Many in Norwalk may only view the collective cost of car accidents in terms of loss of life. This point of view is understandable, given that the only thing that cannot be fully compensated for following such an accident is the loss of a loved one. Yet this perspective also does not take into account the massive financial toll that car accidents can exact. Few likely realize that (according to information shared by Safer America) car accidents in America have a net financial impact of over $242 billion annually.
Such expenses are often frustrating for accident victims to have to deal with. Their frustrations are likely compounded if they find out that those who hit them had a history of reckless or poor driving. If that discovery also reveals that the vehicles they were driving were not their own, but rather entrusted to them by others, victims may rightly question if those who granted said drivers access to vehicles should also share in their liability.

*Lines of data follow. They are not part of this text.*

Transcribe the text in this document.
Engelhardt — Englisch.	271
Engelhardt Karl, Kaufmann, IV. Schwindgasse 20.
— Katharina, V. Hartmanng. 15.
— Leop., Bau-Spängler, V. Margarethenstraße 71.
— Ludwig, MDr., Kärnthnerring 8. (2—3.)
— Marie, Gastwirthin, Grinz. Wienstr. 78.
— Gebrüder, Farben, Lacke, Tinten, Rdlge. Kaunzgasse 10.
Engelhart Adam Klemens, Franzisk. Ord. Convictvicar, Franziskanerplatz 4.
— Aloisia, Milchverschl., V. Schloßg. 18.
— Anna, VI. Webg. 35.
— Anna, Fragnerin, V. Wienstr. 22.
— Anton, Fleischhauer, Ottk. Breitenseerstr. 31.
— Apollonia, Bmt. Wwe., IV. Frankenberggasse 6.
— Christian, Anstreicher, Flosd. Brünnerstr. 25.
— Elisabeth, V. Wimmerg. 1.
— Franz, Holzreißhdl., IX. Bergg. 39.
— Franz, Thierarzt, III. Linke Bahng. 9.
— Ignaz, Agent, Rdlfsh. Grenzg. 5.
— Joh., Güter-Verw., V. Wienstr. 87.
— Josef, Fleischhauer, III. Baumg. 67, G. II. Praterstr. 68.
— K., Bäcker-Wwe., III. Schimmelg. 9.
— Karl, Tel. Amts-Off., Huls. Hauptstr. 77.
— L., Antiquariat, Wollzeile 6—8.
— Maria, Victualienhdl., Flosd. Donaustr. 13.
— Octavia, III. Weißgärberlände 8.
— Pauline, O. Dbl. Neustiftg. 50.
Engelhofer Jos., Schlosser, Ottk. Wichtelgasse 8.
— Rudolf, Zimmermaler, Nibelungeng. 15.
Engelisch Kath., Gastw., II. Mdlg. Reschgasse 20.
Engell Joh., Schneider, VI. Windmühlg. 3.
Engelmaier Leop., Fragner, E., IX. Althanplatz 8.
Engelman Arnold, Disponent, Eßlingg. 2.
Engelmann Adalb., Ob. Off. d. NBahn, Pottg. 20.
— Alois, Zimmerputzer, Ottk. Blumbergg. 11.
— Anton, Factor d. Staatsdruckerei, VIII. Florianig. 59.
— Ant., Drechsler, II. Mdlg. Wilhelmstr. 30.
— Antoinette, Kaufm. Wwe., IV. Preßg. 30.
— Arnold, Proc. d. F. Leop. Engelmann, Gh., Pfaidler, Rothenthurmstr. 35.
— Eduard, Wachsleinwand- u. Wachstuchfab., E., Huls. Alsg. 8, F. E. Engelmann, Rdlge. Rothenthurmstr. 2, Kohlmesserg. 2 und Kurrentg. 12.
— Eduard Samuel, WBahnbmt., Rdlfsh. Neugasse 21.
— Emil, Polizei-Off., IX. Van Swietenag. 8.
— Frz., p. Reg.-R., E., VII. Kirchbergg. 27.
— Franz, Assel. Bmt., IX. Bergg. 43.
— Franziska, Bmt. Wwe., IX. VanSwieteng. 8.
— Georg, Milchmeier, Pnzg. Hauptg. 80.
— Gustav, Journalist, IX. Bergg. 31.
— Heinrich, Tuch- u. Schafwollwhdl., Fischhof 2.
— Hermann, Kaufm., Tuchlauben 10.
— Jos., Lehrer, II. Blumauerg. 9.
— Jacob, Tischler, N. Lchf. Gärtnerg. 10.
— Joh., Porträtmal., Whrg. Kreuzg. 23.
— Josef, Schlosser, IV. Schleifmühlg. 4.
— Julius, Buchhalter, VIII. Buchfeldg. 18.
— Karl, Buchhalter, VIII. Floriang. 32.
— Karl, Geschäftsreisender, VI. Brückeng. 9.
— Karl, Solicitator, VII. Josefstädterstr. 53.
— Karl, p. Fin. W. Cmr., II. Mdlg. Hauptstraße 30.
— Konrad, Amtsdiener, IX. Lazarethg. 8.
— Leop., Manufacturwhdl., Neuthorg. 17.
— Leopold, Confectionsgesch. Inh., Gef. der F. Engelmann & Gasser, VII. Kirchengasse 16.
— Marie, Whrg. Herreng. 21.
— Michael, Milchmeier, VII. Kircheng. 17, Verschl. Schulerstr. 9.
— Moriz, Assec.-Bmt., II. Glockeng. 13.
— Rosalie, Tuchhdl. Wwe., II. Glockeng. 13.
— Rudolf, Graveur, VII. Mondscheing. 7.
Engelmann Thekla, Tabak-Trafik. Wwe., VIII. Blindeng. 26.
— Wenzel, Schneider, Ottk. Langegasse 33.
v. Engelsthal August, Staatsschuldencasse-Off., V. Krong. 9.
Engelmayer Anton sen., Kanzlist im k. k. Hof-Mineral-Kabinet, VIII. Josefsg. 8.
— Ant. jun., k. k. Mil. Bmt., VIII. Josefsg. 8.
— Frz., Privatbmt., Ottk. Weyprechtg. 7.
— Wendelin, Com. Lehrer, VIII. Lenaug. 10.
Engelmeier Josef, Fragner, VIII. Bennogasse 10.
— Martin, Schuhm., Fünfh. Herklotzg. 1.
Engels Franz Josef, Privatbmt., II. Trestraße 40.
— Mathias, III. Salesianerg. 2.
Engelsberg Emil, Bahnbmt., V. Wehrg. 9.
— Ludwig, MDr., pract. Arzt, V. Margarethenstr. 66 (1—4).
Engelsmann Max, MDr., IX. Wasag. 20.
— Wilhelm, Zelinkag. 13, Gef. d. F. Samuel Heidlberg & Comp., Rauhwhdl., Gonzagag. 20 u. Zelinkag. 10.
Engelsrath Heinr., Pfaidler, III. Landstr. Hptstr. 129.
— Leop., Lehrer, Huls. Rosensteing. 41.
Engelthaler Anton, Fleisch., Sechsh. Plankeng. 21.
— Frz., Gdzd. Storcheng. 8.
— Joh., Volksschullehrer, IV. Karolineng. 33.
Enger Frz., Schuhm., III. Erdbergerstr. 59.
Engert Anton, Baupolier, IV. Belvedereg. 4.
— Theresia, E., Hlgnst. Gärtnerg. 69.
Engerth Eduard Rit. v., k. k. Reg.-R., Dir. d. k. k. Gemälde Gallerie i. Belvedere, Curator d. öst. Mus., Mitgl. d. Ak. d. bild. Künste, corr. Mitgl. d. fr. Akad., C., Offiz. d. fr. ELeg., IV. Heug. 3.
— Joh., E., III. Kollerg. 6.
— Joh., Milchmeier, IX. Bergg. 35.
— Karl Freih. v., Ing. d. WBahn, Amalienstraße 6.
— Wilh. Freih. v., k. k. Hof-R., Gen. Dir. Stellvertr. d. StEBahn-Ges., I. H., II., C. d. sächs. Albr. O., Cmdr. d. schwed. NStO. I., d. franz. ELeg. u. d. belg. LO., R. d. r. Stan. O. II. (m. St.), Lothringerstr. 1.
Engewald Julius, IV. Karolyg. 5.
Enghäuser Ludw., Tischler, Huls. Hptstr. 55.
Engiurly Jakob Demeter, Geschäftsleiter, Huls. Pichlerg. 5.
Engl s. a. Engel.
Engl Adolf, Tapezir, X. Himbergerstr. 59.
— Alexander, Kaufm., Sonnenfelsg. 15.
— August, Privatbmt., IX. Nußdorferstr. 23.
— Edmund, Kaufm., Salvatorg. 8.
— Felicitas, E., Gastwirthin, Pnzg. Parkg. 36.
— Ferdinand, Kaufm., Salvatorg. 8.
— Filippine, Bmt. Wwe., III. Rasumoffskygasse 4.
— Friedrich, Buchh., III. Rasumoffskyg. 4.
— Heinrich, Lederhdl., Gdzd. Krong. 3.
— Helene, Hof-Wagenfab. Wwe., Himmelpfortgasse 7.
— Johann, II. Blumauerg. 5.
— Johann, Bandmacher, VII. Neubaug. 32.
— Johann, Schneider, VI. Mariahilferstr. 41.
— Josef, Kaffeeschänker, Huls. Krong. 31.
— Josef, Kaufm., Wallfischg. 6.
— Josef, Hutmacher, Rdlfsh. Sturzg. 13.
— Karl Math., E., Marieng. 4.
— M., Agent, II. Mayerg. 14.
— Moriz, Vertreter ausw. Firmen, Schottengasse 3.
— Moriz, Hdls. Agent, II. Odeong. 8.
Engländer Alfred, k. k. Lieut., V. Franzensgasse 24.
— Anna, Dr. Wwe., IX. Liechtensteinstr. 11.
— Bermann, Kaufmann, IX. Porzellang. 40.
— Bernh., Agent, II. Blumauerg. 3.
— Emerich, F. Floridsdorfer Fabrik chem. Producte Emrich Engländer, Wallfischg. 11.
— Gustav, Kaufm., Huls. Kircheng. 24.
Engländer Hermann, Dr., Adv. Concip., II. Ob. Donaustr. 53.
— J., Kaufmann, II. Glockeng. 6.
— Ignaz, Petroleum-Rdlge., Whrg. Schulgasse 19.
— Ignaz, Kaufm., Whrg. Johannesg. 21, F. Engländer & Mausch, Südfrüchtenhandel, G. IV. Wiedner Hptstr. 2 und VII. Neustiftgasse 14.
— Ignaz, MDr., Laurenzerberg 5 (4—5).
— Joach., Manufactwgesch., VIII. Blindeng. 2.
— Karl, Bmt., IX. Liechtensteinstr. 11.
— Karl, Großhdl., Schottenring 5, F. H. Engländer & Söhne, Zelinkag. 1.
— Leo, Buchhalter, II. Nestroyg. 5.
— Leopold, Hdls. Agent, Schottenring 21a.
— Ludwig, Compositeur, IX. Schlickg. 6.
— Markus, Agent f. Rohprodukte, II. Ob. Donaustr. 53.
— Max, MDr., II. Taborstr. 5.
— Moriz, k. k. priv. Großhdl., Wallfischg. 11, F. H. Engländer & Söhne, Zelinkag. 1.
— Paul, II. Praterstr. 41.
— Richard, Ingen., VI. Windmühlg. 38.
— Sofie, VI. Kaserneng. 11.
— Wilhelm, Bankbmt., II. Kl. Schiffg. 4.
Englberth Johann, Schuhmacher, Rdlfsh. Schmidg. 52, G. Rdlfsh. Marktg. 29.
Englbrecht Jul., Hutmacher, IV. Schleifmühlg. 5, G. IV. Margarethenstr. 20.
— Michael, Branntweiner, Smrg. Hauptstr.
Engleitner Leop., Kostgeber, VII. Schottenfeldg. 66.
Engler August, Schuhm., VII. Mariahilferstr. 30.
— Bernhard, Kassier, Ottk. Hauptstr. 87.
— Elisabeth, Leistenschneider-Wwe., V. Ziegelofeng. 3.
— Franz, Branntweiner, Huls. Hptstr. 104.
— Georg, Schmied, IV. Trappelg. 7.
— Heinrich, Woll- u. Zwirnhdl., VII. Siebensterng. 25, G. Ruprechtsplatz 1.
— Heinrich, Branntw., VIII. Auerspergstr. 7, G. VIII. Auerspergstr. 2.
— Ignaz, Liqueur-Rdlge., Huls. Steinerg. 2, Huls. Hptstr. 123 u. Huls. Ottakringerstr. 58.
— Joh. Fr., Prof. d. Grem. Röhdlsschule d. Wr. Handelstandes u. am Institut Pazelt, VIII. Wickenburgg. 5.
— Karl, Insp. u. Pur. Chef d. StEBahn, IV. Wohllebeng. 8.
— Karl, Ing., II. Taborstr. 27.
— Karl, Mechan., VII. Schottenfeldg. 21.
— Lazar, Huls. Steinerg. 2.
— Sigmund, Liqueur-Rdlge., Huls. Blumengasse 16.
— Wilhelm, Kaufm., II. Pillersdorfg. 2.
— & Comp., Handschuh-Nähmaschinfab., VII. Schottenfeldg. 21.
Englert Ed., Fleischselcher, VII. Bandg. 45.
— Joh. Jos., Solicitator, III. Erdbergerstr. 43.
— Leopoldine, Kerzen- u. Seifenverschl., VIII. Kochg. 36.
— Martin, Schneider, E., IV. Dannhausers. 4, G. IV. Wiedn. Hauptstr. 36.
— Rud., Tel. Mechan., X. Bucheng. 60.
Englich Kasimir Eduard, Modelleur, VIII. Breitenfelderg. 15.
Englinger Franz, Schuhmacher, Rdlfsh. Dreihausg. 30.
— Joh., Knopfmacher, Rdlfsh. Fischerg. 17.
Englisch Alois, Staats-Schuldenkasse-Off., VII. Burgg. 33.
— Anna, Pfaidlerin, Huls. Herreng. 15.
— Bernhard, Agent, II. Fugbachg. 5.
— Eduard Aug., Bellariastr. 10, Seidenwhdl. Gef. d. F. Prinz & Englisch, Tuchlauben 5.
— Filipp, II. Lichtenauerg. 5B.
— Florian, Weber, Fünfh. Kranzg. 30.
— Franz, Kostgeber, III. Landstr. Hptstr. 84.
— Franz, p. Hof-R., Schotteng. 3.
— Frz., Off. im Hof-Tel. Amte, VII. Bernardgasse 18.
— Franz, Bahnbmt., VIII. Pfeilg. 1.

The legal doctrine of negligent entrustment does indeed allow vicarious liability to be assigned to such parties in these situations. Connecticut Superior Court rulings have established the standard by which negligent entrustment is applied to car accidents that occur in the state. It is as follows: “The essential elements of the tort of negligent entrustment of an automobile [are] that the entrustor knows or ought reasonably to know that one to whom he entrusts it is so incompetent to operate it upon the highways that the former ought to reasonably anticipate the likelihood of injury to others by reason of that incompetence, and such incompetence does result in injury.” Per this standard, the vehicle owner does err in simply loaning the vehicle, but rather doing so to one they know to be a poor driver.